Monitoring Data Flow¶
Target Nodes
│
│ (WMI / WinRM)
▼
MonitoringManager.psm1
┌────────────────────────────────────────┐
│ Runs in parallel with Start-<Tool>.ps1 │
│ 1. Read monitoring/<tool>/alert-rules │
│ 2. Sample PerfMon counters every N sec │
│ 3. Evaluate each rule condition │
│ 4. On trigger: log alert + send │
└────────────────────────────────────────┘
│
├──► logs\<tool>\<RunId>\monitor-<node>.jsonl (all samples)
├──► logs\<tool>\<RunId>\alerts-<node>.jsonl (triggered alerts only)

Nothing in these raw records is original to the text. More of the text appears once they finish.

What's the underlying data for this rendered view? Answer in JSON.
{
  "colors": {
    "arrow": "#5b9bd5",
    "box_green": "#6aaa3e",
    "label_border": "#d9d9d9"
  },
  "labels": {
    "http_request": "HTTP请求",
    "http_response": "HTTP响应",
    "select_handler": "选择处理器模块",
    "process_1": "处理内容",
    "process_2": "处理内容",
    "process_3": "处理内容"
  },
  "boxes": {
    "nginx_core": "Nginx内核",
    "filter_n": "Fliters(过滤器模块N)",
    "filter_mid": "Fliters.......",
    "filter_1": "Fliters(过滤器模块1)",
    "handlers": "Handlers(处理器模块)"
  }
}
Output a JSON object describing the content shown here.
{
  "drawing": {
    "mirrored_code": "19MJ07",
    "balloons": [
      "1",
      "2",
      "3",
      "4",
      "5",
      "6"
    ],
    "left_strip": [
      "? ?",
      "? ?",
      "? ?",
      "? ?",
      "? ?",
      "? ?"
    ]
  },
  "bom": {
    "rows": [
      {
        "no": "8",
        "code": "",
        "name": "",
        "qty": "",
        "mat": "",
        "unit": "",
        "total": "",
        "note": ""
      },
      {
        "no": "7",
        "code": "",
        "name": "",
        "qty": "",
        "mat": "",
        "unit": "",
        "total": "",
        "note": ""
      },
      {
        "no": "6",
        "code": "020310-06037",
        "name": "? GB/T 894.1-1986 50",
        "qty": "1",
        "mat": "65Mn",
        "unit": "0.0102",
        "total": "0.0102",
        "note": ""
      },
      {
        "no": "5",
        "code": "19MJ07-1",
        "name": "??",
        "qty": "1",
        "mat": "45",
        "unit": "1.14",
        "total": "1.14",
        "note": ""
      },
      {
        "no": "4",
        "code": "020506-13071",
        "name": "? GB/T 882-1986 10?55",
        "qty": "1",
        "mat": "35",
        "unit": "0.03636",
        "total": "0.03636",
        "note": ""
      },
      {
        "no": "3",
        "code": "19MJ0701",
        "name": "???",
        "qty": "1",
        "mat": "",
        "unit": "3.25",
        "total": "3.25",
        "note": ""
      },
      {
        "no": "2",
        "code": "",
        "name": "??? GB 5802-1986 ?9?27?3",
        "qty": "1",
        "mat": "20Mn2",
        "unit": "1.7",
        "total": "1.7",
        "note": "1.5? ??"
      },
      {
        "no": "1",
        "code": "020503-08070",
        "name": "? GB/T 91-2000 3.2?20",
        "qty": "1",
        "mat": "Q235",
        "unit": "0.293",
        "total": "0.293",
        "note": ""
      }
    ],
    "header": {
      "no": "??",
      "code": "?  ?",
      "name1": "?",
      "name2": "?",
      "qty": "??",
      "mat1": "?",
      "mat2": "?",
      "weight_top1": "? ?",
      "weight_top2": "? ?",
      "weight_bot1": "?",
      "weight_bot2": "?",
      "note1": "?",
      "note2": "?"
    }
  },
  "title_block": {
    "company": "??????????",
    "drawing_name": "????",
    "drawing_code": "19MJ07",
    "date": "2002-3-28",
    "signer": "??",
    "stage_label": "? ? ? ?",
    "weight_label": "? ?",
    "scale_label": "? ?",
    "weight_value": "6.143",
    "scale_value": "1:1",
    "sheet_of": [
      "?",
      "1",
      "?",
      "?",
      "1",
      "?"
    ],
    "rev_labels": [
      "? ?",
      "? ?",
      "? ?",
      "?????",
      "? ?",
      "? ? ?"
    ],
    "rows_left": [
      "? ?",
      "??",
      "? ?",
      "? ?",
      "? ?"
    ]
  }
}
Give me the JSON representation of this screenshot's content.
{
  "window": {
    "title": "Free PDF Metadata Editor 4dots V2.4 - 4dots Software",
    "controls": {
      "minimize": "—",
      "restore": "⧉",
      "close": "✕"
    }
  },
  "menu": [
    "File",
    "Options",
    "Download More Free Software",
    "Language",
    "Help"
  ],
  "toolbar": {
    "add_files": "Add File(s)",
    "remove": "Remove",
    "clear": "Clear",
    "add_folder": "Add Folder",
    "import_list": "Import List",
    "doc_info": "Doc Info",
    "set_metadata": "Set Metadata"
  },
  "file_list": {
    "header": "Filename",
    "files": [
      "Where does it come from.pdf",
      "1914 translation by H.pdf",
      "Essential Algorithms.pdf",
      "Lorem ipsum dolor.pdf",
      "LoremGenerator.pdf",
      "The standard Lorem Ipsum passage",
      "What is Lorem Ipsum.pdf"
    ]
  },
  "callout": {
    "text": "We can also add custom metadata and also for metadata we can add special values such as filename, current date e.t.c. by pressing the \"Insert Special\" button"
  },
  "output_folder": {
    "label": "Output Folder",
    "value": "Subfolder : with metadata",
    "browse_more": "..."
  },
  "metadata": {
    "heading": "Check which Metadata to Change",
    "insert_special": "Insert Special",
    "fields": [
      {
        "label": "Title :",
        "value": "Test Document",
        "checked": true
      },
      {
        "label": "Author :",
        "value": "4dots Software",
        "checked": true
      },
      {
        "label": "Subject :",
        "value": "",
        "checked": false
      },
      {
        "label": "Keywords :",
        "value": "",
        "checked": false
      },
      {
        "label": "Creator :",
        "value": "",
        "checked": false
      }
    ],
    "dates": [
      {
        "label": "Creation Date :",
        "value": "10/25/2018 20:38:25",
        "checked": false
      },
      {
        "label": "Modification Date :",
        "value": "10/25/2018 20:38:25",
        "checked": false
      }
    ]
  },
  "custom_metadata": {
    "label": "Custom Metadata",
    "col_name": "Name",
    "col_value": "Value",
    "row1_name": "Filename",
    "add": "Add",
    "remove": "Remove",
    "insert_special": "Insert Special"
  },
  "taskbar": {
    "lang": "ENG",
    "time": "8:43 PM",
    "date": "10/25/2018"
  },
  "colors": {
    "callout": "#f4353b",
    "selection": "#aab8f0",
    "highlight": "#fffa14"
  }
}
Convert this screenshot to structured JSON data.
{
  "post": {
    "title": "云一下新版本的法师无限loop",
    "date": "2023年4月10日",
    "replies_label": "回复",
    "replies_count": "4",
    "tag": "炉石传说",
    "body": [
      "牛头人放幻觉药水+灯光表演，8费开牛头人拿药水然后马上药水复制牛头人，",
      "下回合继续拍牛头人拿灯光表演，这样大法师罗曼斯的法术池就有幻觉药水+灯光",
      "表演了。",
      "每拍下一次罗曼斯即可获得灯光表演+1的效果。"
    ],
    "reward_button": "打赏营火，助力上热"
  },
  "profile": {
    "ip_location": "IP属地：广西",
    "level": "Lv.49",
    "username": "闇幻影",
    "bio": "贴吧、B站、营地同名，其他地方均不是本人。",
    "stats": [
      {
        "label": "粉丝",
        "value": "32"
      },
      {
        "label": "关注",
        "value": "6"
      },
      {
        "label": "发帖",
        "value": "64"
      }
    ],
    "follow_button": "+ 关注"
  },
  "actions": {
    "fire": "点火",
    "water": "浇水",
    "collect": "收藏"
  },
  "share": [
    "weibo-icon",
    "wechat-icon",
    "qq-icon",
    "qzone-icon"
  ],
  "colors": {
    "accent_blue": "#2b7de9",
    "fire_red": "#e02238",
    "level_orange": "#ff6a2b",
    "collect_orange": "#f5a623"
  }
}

└──► Azure Monitor (if configured)
│
▼
Grafana Dashboard
(reads from Azure Monitor workspace)
Alert Rule Evaluation¶
Alert rules are defined in monitoring/<tool>/alert-rules.yml. Each rule specifies:
| Field | Description |
|---|---|
counter |
Windows Performance Counter path |
condition |
<, >, or == |
threshold |
Numeric value |
cooldown_seconds |
Minimum seconds between repeated alerts for the same rule |
severity |
warning or critical |
When a rule fires, MonitoringManager appends a structured JSON line to alerts-<node>.jsonl with the rule name, counter value, node name, and UTC timestamp. The Collect-*.ps1 scripts include a threshold violation review step that surfaces any alerts recorded during the run.
Correlation IDs¶
Every log line written by the Logger module includes a correlation_id field set to the RunId passed to Start-*.ps1. This allows correlating entries across:
monitor-<node>.jsonl— PerfMon samplesalerts-<node>.jsonl— Alert triggers<RunId>-aggregate.json— Parsed resultsstate/<RunId>.json— Checkpoint state
When investigating a failed or anomalous run, filter all log files by "correlation_id": "<RunId>" to reconstruct the full timeline.